Naranjales. Rafael lo recordó y también dónde estaba ahora. Abrió los ojos nuevamente. La imagen había desaparecido y volvía a haber luz. No era la luz del día, sólo el resplandor dorado y triste de las luces de palisandro que calentaban el ambiente. Bahram estaba allí, con una túnica amarilla y Rafael clavó los ojos en la túnica, la cosa más brillante de la Sala.
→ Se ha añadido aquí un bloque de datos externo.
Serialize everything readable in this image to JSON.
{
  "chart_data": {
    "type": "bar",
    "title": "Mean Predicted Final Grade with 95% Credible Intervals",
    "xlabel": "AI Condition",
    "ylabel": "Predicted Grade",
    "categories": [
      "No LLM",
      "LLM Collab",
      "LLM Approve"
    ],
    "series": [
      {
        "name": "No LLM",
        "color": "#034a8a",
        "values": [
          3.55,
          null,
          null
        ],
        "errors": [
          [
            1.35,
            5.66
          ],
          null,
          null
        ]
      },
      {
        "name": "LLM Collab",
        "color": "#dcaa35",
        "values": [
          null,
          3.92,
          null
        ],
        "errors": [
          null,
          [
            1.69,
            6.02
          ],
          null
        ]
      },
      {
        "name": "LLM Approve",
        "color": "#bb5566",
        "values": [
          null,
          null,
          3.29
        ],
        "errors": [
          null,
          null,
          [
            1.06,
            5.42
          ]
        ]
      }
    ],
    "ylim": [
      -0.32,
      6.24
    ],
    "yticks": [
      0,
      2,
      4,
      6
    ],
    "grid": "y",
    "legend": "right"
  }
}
Se suponía que Rafael debía planear su venganza y, en cambio, estaba encorvado en una silla como un niño pequeño aterrorizado, en una sala de la embajada monsferratana, en la que había un panel de éter; una sala fría con tapices verdes sólo para compensar la piedra desnuda y la fría luz azul.

Rafael era entonces lo suficientemente mayor para que ahora pudiera recordar el norte, lo que significaba que hasta la edad que tenía era una mentira. Su vida entera lo había sido, de alguna manera, porque la oscuridad de Silvanos fue lo que le empujó a abandonar Thetia, después de huir de Sarthes.

Pensó que era un acto de rebeldía, pero había sido planeado por el propio Silvanos; envió a Rafael a Sarthes sabiendo lo que ocurriría. Silvanos le impulsó a marcharse, a pasar todos aquellos años alejado de Thetia y de aquello en lo que se había convertido la ciudad. Le había obligado a descubrir su propio camino.